Outro aspecto importante na composição do exército ptolomaico da época é a
presença de elefantes de guerra, costume importado por Alexandre da Índia, que
representavam para época o que são os tanques de guerra da atualidade: uma gigantesca
força de combate capaz de alterar o curso de uma batalha. Um exército inteiro em um
único e imenso animal. No entanto, os egípcios tinham dificuldade de adquirir animais
notadamente de “elite”, que seriam aqueles elefantes maiores vindos da Índia, e
acabaram por optar por animais treináveis de menor porte, ao usar elefantes africanos. A
caça desses animais é relatada em inúmeras ocasiões nas fontes da época. Apesar do
reforço aparente, a iniciativa ptolomaica mostrou-se falível, tendo seus animais de
menor porte derrotados ou pressionados a fugir na hora de batalhas decisivas, como em
Rafia, trazendo consequências desastrosas para o exército inteiro.

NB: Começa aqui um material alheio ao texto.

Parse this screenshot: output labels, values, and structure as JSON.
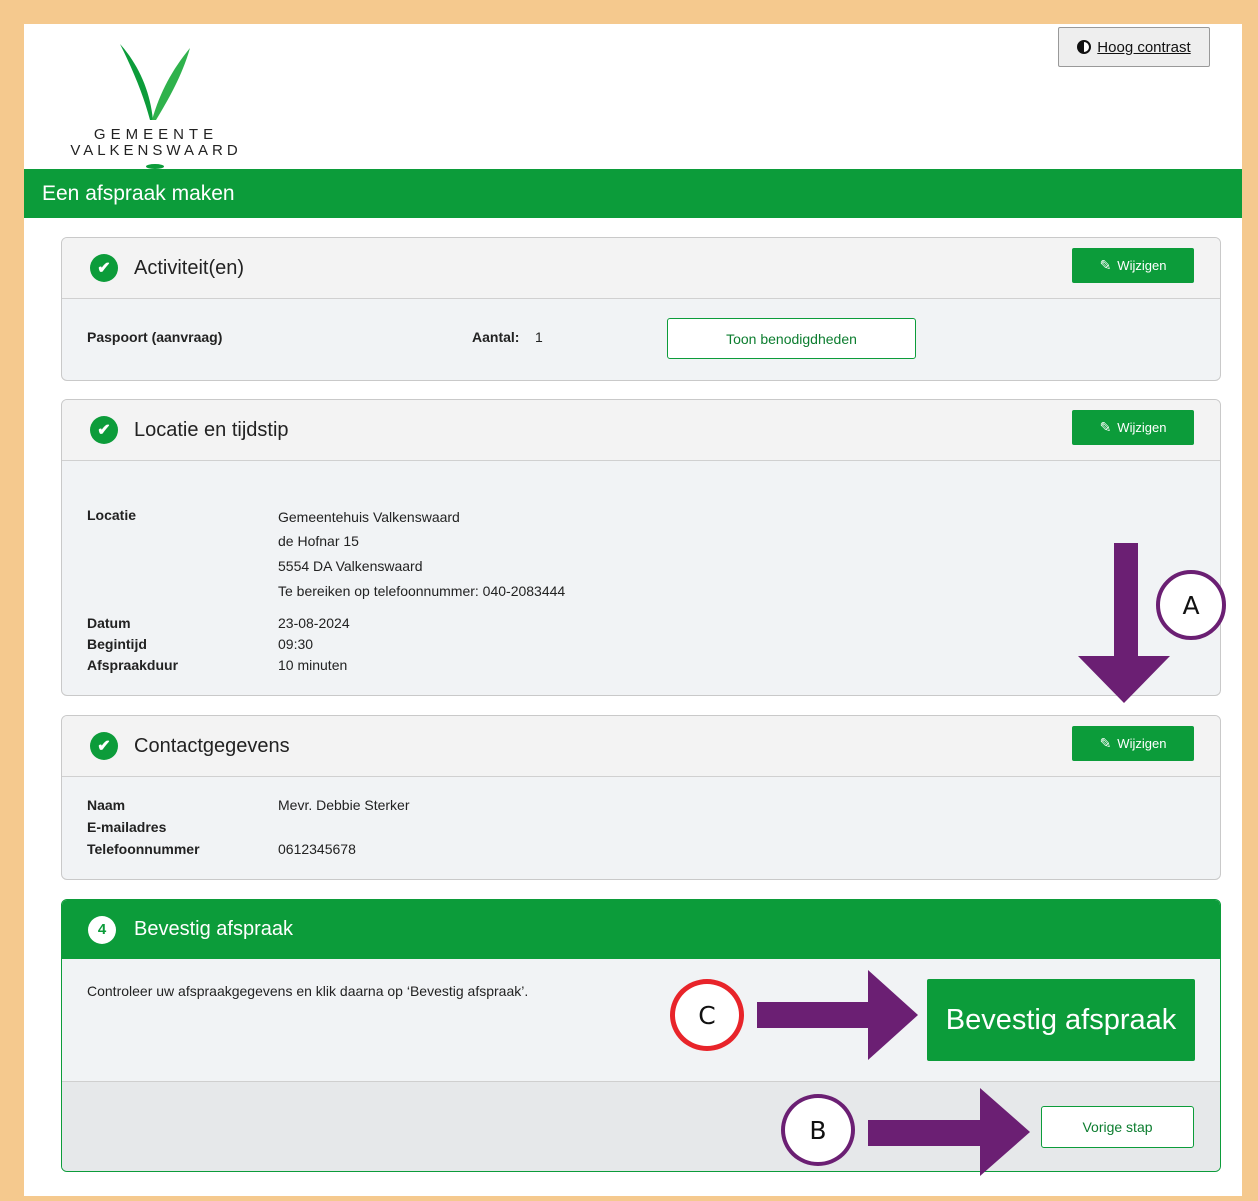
{
  "branding": {
    "line1": "GEMEENTE",
    "line2": "VALKENSWAARD",
    "colors": {
      "green": "#0c9c3a",
      "frame": "#f5c98e",
      "annotation_purple": "#6b1f73",
      "annotation_red": "#e8242a"
    }
  },
  "contrast": {
    "label": "Hoog contrast",
    "icon": "contrast-icon"
  },
  "header": {
    "title": "Een afspraak maken"
  },
  "activities": {
    "title": "Activiteit(en)",
    "edit_label": "Wijzigen",
    "item_name": "Paspoort (aanvraag)",
    "count_label": "Aantal:",
    "count_value": "1",
    "requirements_button": "Toon benodigdheden"
  },
  "location": {
    "title": "Locatie en tijdstip",
    "edit_label": "Wijzigen",
    "location_label": "Locatie",
    "address_lines": [
      "Gemeentehuis Valkenswaard",
      "de Hofnar 15",
      "5554 DA Valkenswaard",
      "Te bereiken op telefoonnummer: 040-2083444"
    ],
    "date_label": "Datum",
    "date_value": "23-08-2024",
    "start_label": "Begintijd",
    "start_value": "09:30",
    "duration_label": "Afspraakduur",
    "duration_value": "10 minuten"
  },
  "contact": {
    "title": "Contactgegevens",
    "edit_label": "Wijzigen",
    "name_label": "Naam",
    "name_value": "Mevr. Debbie Sterker",
    "email_label": "E-mailadres",
    "email_value": "",
    "phone_label": "Telefoonnummer",
    "phone_value": "0612345678"
  },
  "confirm": {
    "step_number": "4",
    "title": "Bevestig afspraak",
    "instruction": "Controleer uw afspraakgegevens en klik daarna op ‘Bevestig afspraak’.",
    "confirm_button": "Bevestig afspraak",
    "previous_button": "Vorige stap"
  },
  "annotations": {
    "a": "A",
    "b": "B",
    "c": "C"
  }
}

Outra importante peça do exército ptolomaico eram os navios de guerra, que
além de seu evidente poder militar traziam ao país, igualmente, prestígio. Naquela
época, essa arma servia de propaganda para o prestígio e status militar do Império e era
usada para gerar um senso de grandeza, visando amedrontar os inimigos. Diferente de
outras batalhas marítimas anteriormente acontecidas no Egito e proximidades, o foco da
batalha mudou de manobras marítimas para a condução de batalhas, dignas de lutas
terrestres, no mar. Para isso, era importante que os navios aumentassem cada vez mais
sua capacidade de armazenamento de guerreiros: Ateneu de Náucratis descreve a
imensa frota do faraó Ptolomeu Filadelfo, descrevendo ainda um monstruoso navio de
Ptolomeu IV que poderia carregar não menos de 2.850 marinheiros.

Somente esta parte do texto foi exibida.